The Goddess Within: Celebrating Self-Love and Joy
I was trying to sleep early today when the thought of cutting my bangs entered my mind. I got up, turned on the lights, and looked at myself in the mirror. God damn, I'm beautiful. I'm a walking piece of art.
I reflected on how the day went by. I went on a 50km bike ride, was the first customer at my favorite burger joint in Zambales, and while I was deep in thought about how I'd survive the scorching 11 a.m. heat, the clouds started to darken. I got home just a few minutes before a drizzle of rain began pouring in. I went for a magnesium fix in the ocean and was joined by two kids—a gay boy and a small little girl. The waves were crazy, but it didn't stop us from jumping off a boat that swayed with the waves, anchored just off the shore. They asked to play with sand and buried me in it, creating a huge pregnant belly on me while I lay there, my head in the clouds, with soft rain still accompanying us. We finally got the belly out and made a baby from sand.
We went back to the ocean to wash the sand off, and soon, we were joined by two more girls and a little boy I got to play Superman with. We turned the boat, swaying with the waves, into our playground. Ah, to be surrounded by such innocence.
I loved how the hour passed, filled with giggles and a moving imagination that relayed itself into play. Time felt expansive and effortless, like my mind and heart were in perfect harmony, lost in the simple joy of the moment.

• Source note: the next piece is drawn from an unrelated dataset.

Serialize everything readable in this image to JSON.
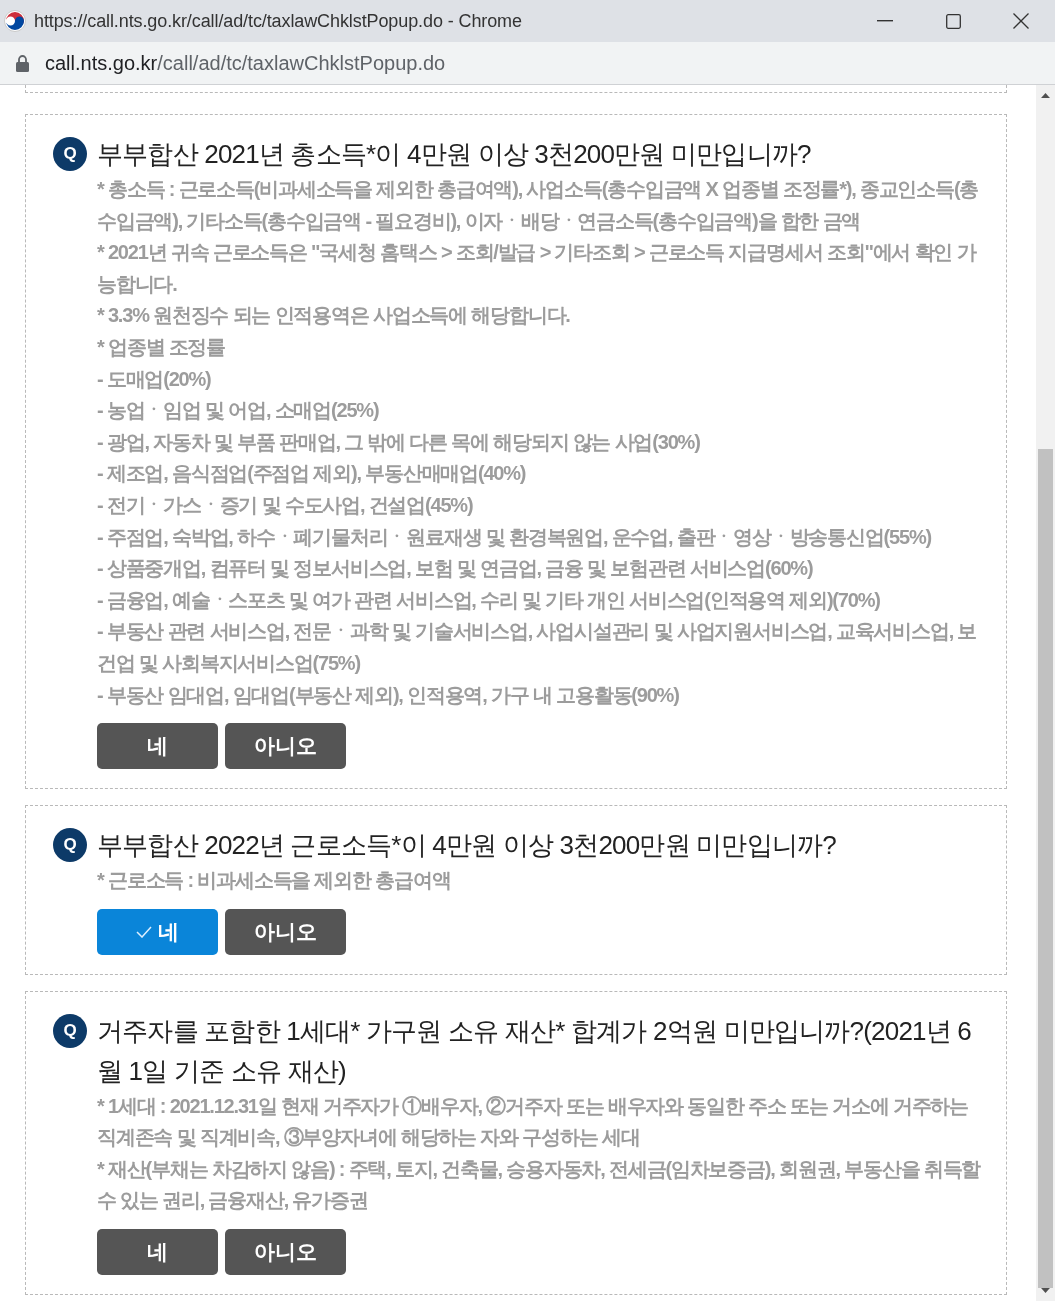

Living c’est la vie in its happiest form—no dramas, no traumas.
I'm glad I got to experience being a kid again.
Now, I’m not sure whether ovulation came early or if it's just pure self-love hitting, but judging by my never-combed hair and the glow I can't hide, I'm pretty sure the Gods are working in my favor—while the devils shake their heads at yet another failed attempt to reunite with me.
Happy International Women's Day, you walking goodness of a goddess. Let me remind you—the only person who needs to tell you you're beautiful is you.